Bomb in Pakistan kills 52, injures 200: police

QUETTA (AFP) - A remote-controlled bomb targeting Shiite Muslims killed 52 people including women and children, and wounded 200 in Pakistan's insurgency-hit southwest on Saturday, police and officials said.

The bomb exploded in a bazaar in Hazara town, an area dominated by Shiites on the outskirts of Quetta, capital of oil and gas rich Baluchistan province.

"The death toll is increasing. At least 52 people were killed in the bomb blast," senior police officer Fayaz Ahmad said.

Colonel Maqbool Ahmad, commandant of paramilitary group Frontier Corps Quetta, confirmed the new toll and warned that it could rise.

Another senior police officer Wazir Khan Nasir said the bomb also left 200 people wounded.

"It was a sectarian attack, the Shiite community was the target," he said.

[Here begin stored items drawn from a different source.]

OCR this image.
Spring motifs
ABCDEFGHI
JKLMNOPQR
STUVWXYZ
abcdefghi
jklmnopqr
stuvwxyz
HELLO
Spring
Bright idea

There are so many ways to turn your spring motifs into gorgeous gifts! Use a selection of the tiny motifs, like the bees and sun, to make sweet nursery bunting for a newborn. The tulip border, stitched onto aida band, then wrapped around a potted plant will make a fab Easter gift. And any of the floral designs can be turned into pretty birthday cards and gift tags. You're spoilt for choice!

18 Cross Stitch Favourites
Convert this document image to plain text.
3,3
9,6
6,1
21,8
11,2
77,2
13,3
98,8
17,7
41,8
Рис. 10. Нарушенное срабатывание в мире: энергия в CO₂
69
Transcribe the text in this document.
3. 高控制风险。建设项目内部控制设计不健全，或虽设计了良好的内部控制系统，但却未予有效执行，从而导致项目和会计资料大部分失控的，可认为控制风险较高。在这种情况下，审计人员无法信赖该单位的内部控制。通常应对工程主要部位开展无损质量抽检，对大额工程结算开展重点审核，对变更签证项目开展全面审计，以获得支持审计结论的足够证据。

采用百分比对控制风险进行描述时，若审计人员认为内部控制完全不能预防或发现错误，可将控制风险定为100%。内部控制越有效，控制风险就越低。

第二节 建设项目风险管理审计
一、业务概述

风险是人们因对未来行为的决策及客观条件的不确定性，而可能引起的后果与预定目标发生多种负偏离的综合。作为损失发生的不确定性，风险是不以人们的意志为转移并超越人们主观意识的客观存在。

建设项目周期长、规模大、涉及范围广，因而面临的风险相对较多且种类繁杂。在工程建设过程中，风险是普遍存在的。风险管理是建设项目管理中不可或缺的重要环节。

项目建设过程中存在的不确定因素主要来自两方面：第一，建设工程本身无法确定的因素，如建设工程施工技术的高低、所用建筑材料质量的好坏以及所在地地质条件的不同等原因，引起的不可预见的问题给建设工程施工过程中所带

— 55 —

A spokesman for the banned Sunni Muslim extremist group Lashkar-e-Jhangvi claimed responsibility for the attack.

Provincial home secretary Akbar Hussain Durrani told AFP the dead and injured included women and children and said the blast collapsed a building at the bazaar, leaving some people trapped under rubble.

"We fear more casualties. We have announced an emergency in hospitals," he said.

Officials and witnesses said an angry mob initially surrounded the area following the blast and did not allow police, rescue workers and reporters to reach the site.

"They were angry and started a protest, some of them pelted police with stones," Mr Durrani said, adding that authorities and medical personnel were eventually able to gain access.

Mr Sayed Qamar Haider Zaidi, a spokesman for Shiite groups in the area, condemned the Pakistani government for not providing protection to the community and announced three days of mourning and protest over the attack.

Baluchistan, which borders Iran and Afghanistan, has increasingly become a flashpoint for sectarian violence between Pakistan's majority Sunni Muslims and Shiites, who account for around a fifth of the country's 180 million people.

At least 92 people were killed and 121 wounded on Jan 10 when two suicide bombers blew themselves up at a crowded snooker club in an area of Quetta city dominated by the Shiite community.

It was Pakistan's worst sectarian bombing, also claimed by Lashkar-e-Jhangvi.

Pakistani Prime Minister Raja Pervez Ashraf late last month sacked the provincial government in Baluchistan after meeting Shiite Muslim protesters demanding protection.

The province is also rife with Islamist militants and a regional insurgency which began in 2004, with fighters demanding political autonomy and a greater share of profits from the region's natural resources.